Fellini e l’intervista come celebrazione

Fellini è un espressionista, lo è sempre stato, un espressionista dolce,
mediterraneo

Italo Calvino, Autobiografia di uno spettatore, 1974

Io sono un bugiardo. Non come Federico, ma comunque un bugiardo. Del resto Fellini è più importante di me, quindi deve essere anche più bugiardo

Lucio Fulci, Segnocinema, 1991

intervista-fellini

L’ultima opera di Ettore Scola aveva un titolo programmatico: Che strano chiamarsi Federico. Una celebrazione biografica del regista riminese fatta da un collega che sosteneva che la bellezza nel cinema stava nella propria capacità di leggere la realtà. Un bel contrasto, due mondi apparentemente lontani visto che Fellini al cinema della verità preferiva «il cinema menzogna».

Qualche anno indietro, nel 1987, ci pensò direttamente Federico Fellini ad autocelebrare la sua poetica attraverso un film particolare, camaleontico ed eccentrico: Intervista. Gli anni ’80 sono stati un periodo particolare per il cinema di Fellini. La città delle donne, E la nave va e Ginger e Fred sono titoli estremamente sottovalutati (ed è normale quando nella tua filmografia hai Amarcord, La dolce vita e 8 ½) e al tempo stesso sperimentali. Sono film che mettono in discussione la storia, il cinema stesso e la televisione.

fotobusta promozionale del film

Fotobusta promozionale del film

Intervista matura nella testa di Fellini dopo quell’amaro, sofferto, profetico urlo di protesta contro la futuribile tv (stile I migliori anni) chiamato Ginger e Fred; al tempo stesso Intervista nasce come prodotto “fuori”: fuori concorso alla 40° edizione del Festival di Cannes, fuori dai generi che stavano affievolendosi in Italia e soprattutto fuori da qualsiasi linearità narrativa classica. Il critico Morandini lo definì come un film «che cresce su sé stesso come per partenogenesi»: e così ecco spuntare dalla testa di Federico scene, frammenti, finte rivelazioni a una troupe di giornalisti giapponesi, costruzioni di vari set per girare America di Kafka, le apparizioni quasi fantasmatiche di Marcello Mastroianni e Anita Ekberg, il falso mischiato col vero in un pastiche dedicato al fare cinema e ai fautori del cinema.

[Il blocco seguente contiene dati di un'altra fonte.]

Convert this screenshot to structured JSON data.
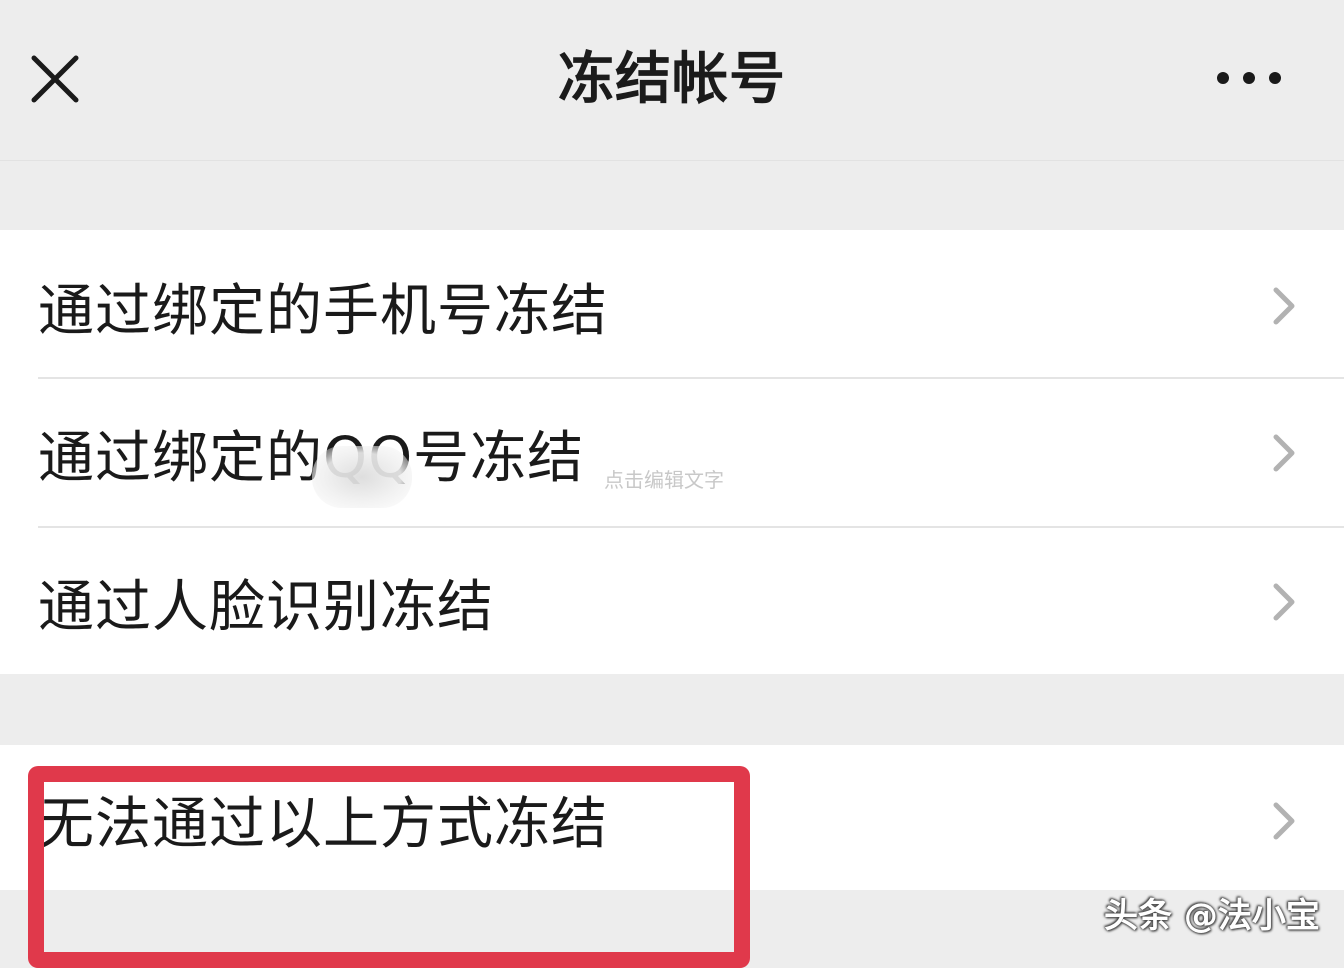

immagine del film tratta da: it.wikipedia.org

Immagine del film tratta da: it.wikipedia.org

Fellini non cade nell’autocelebrazione spicciola e vacua. Quella che viene celebrata in Intervista è la sua poetica: ciò avviene tramite un esercizio meta-cinematografico denso di punte ironiche e grottesche, che contava pochi precedenti in Italia e che verrà ripetuta da Lucio Fulci tre anni dopo con Il gatto nel cervello. Inoltre Intervista è una dichiarazione d’amore verso il tempio del cinema chiamato Cinecittà: maestranze, truccatori, elettricisti, aiutanti, semplici passanti diventano un corpus unico al servizio di questo film e di tutti gli altri del passato.

Ci sono frammenti della storia personale di Fellini raccontata tramite l’affidamento a Sergio Rubini del ruolo del regista in età giovanile. È stato interessante sentire da Rubini stesso alcune curiosità avvenute sul set: «Quando preparava i miei primi piani mi guardava nel buco e dopo un po’ si scocciava, si girava verso il direttore della fotografia e diceva “ma questo somiglia a De Sica!!!”». Mentre il motivo per cui fu preso per quell’importante ruolo è derivato, secondo lui, dal fatto che «mi chiamo Rubini, e il cognome Rubini nella storia felliniana è un cognome importante perché era una famiglia importante di Rimini, gestori di cinema, e molti dei personaggi dei film di Fellini portano questo cognome, come Marcello de La Dolce Vita».

Nel libro di Dario Zanelli, Nel mondo di Federico, uscito poco dopo Intervista, Fellini dichiarò che «Intervista è un film che ho gia fatto vent’anni fa: si chiama 8 ½ ». Bugie, verità, mezze frasi sono ancora le protagoniste dell’eternalizzazione del mito chiamato Federico.